The Jewel by Amy Ewing
My rating: 3 of 5 stars
This book was a real letdown. It's really 2.5 stars, but I've given it 3 stars because I am feeling generous.
So, Violet has special skills (read: magic) that make her the ideal surrogate for rich women, who for some reason cannot have children of their own.
Firstly, The Jewel was incredibly slow moving (and I mean incredibly). I feel like nothing even happened for the first two thirds of this book. Like, nothing. Sure, we get the cursory description of the world, the social structure and the surrogacy system... but I feel like the information we are given about the world is unfinished, that I ended up with more questions by the time Ewing was done explaining things. Like why can't the royalty have babies? Also, how do they implant their eggs into surrogates if all the royalty are sterilised? And why/how do the Auguries exist? And those are just the unanswered questions I remembered while writing this review.
The romance was pitched as one of the central "points" of this book, and yet we do not meet Ash until ~200 pages into the book. They fall in love ridiculously quickly, which felt forced and unrealistic. I really liked the character Ash, seeing as the idea of the companions was an interesting side to this book. I enjoy novels that approach the idea of sex work in a semi-positive fashion, since it's such a stigmatised topic in real life.

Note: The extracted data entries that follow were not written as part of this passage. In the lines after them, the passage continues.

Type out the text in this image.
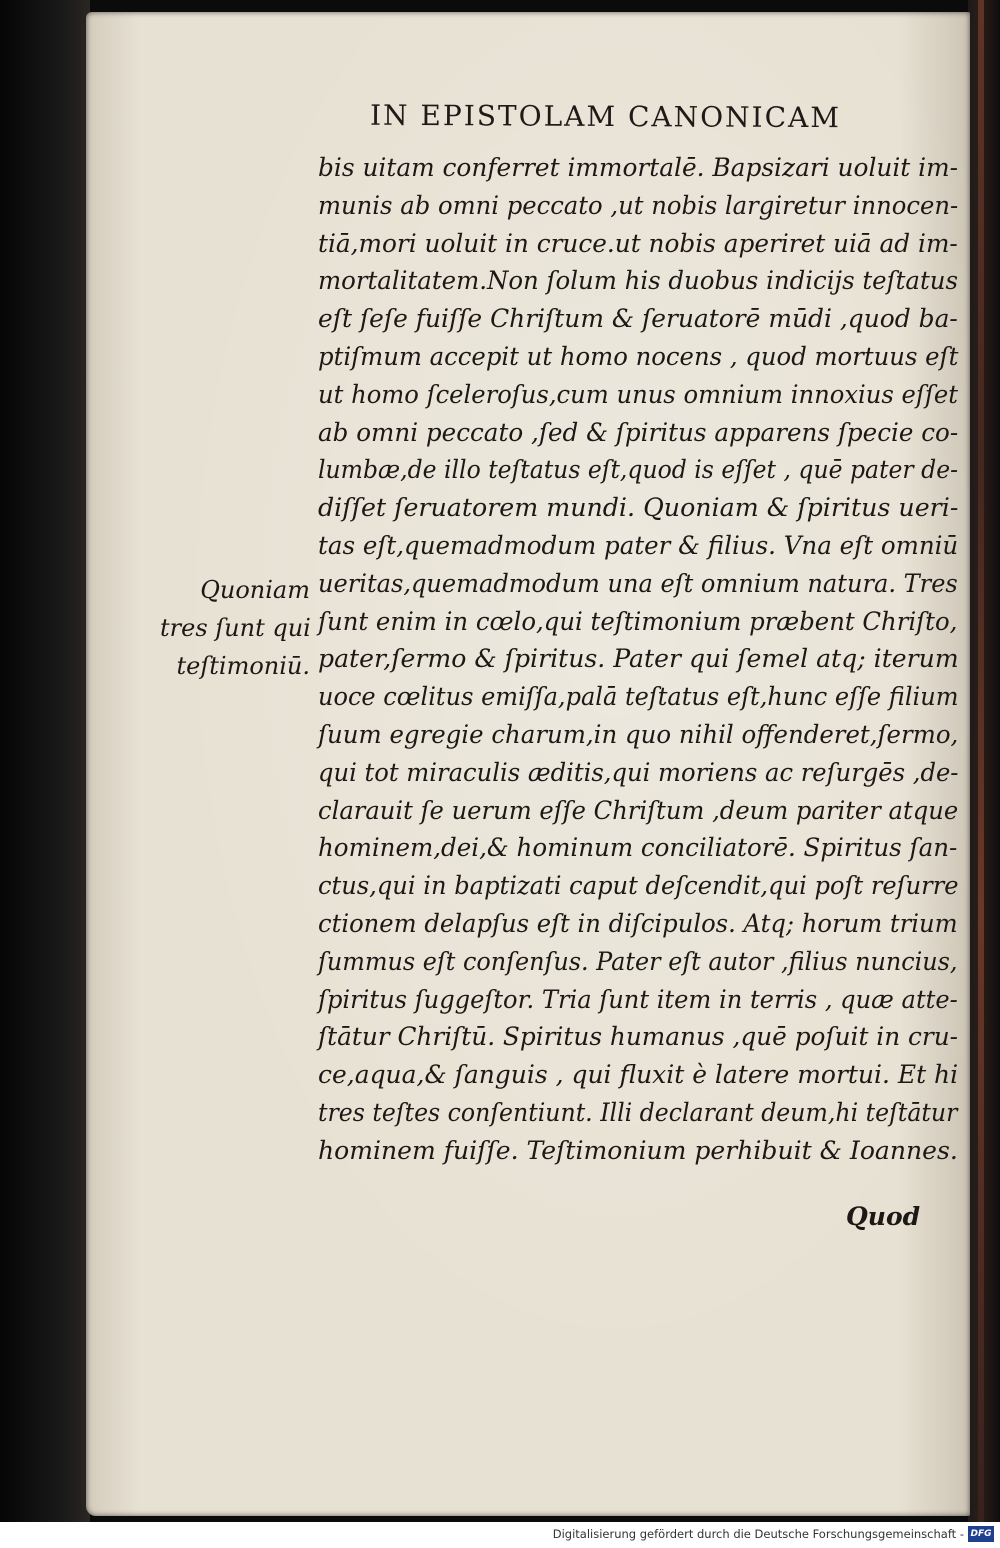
IN EPISTOLAM CANONICAM
bis uitam conferret immortalē. Bapsizari uoluit im-
munis ab omni peccato ,ut nobis largiretur innocen-
tiā,mori uoluit in cruce.ut nobis aperiret uiā ad im-
mortalitatem.Non ſolum his duobus indicijs teſtatus
eſt ſeſe fuiſſe Chriſtum & ſeruatorē mūdi ,quod ba-
ptiſmum accepit ut homo nocens , quod mortuus eſt
ut homo ſceleroſus,cum unus omnium innoxius eſſet
ab omni peccato ,ſed & ſpiritus apparens ſpecie co-
lumbæ,de illo teſtatus eſt,quod is eſſet , quē pater de-
diſſet ſeruatorem mundi. Quoniam & ſpiritus ueri-
tas eſt,quemadmodum pater & filius. Vna eſt omniū
ueritas,quemadmodum una eſt omnium natura. Tres
ſunt enim in cœlo,qui teſtimonium præbent Chriſto,
pater,ſermo & ſpiritus. Pater qui ſemel atq; iterum
uoce cœlitus emiſſa,palā teſtatus eſt,hunc eſſe filium
ſuum egregie charum,in quo nihil offenderet,ſermo,
qui tot miraculis æditis,qui moriens ac reſurgēs ,de-
clarauit ſe uerum eſſe Chriſtum ,deum pariter atque
hominem,dei,& hominum conciliatorē. Spiritus ſan-
ctus,qui in baptizati caput deſcendit,qui poſt reſurre
ctionem delapſus eſt in diſcipulos. Atq; horum trium
ſummus eſt conſenſus. Pater eſt autor ,filius nuncius,
ſpiritus ſuggeſtor. Tria ſunt item in terris , quæ atte-
ſtātur Chriſtū. Spiritus humanus ,quē poſuit in cru-
ce,aqua,& ſanguis , qui fluxit è latere mortui. Et hi
tres teſtes conſentiunt. Illi declarant deum,hi teſtātur
hominem fuiſſe. Teſtimonium perhibuit & Ioannes.
Quoniam
tres ſunt qui
teſtimoniū.
Quod
Digitalisierung gefördert durch die Deutsche Forschungsgemeinschaft - DFG
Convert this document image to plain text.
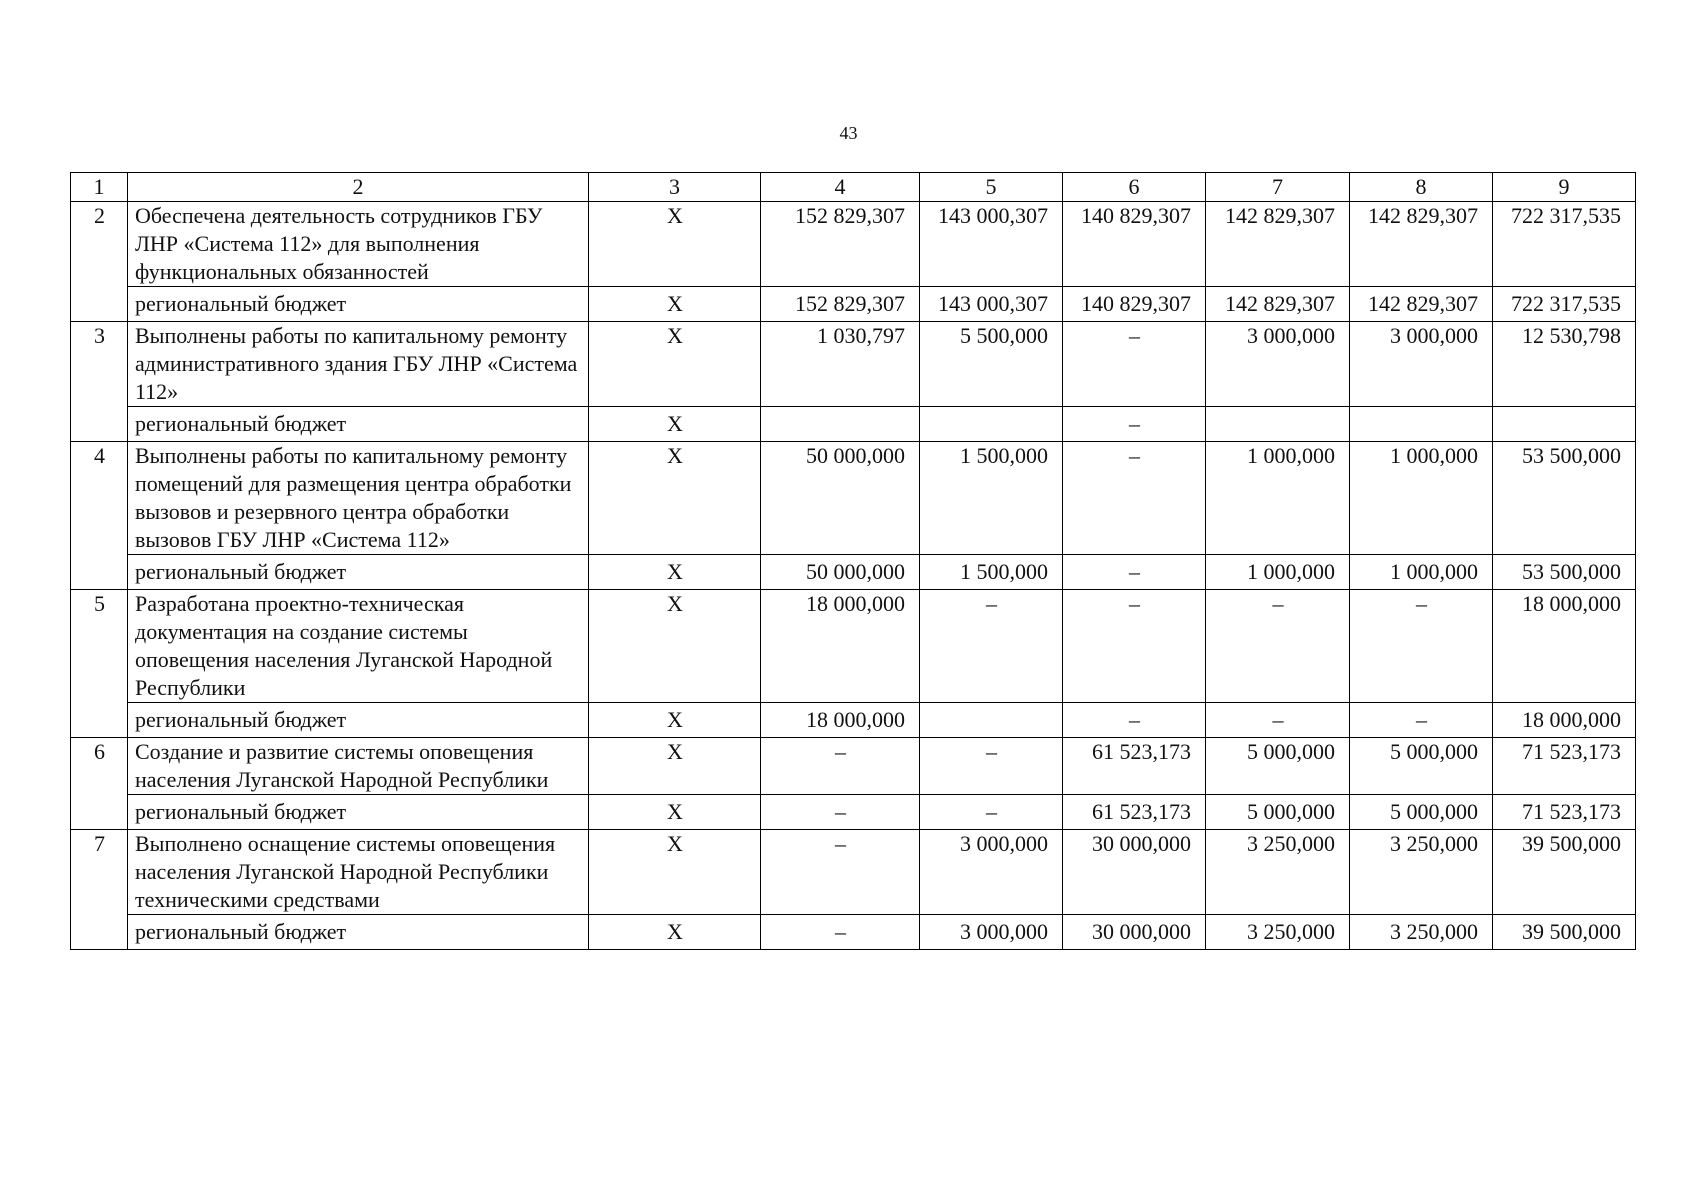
43
1	2	3	4	5	6	7	8	9
2	Обеспечена деятельность сотрудников ГБУ ЛНР «Система 112» для выполнения функциональных обязанностей	X	152 829,307	143 000,307	140 829,307	142 829,307	142 829,307	722 317,535
	региональный бюджет	X	152 829,307	143 000,307	140 829,307	142 829,307	142 829,307	722 317,535
3	Выполнены работы по капитальному ремонту административного здания ГБУ ЛНР «Система 112»	X	1 030,797	5 500,000	–	3 000,000	3 000,000	12 530,798
	региональный бюджет	X			–			
4	Выполнены работы по капитальному ремонту помещений для размещения центра обработки вызовов и резервного центра обработки вызовов ГБУ ЛНР «Система 112»	X	50 000,000	1 500,000	–	1 000,000	1 000,000	53 500,000
	региональный бюджет	X	50 000,000	1 500,000	–	1 000,000	1 000,000	53 500,000
5	Разработана проектно-техническая документация на создание системы оповещения населения Луганской Народной Республики	X	18 000,000	–	–	–	–	18 000,000
	региональный бюджет	X	18 000,000		–	–	–	18 000,000
6	Создание и развитие системы оповещения населения Луганской Народной Республики	X	–	–	61 523,173	5 000,000	5 000,000	71 523,173
	региональный бюджет	X	–	–	61 523,173	5 000,000	5 000,000	71 523,173
7	Выполнено оснащение системы оповещения населения Луганской Народной Республики техническими средствами	X	–	3 000,000	30 000,000	3 250,000	3 250,000	39 500,000
	региональный бюджет	X	–	3 000,000	30 000,000	3 250,000	3 250,000	39 500,000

So why did I give it 3 stars if I saw all these negatives? One thing that redeemed this novel for me was Ewing's writing style. I enjoyed her prose, and reading The Jewel was relatively easy because of this. I do not think I could have sat through the earlier parts of the novel if the writing was sub-par. Kudos, Ewing! I also liked some of the secondary characters, as they seemed to have a little more personality than Violet - Annabelle, Raven, Lucien and Garnet come to mind. The ending kept me intrigued enough to read the next book as well - I rate a good ending highly, especially in the first novel of a series.
Overall, this book was slow-moving with a romance that felt forced, and a bunch of unanswered questions (and not the good cliffhanger-y kind). Ewing's quality writing style and some of the secondary characters made the novel worth a read.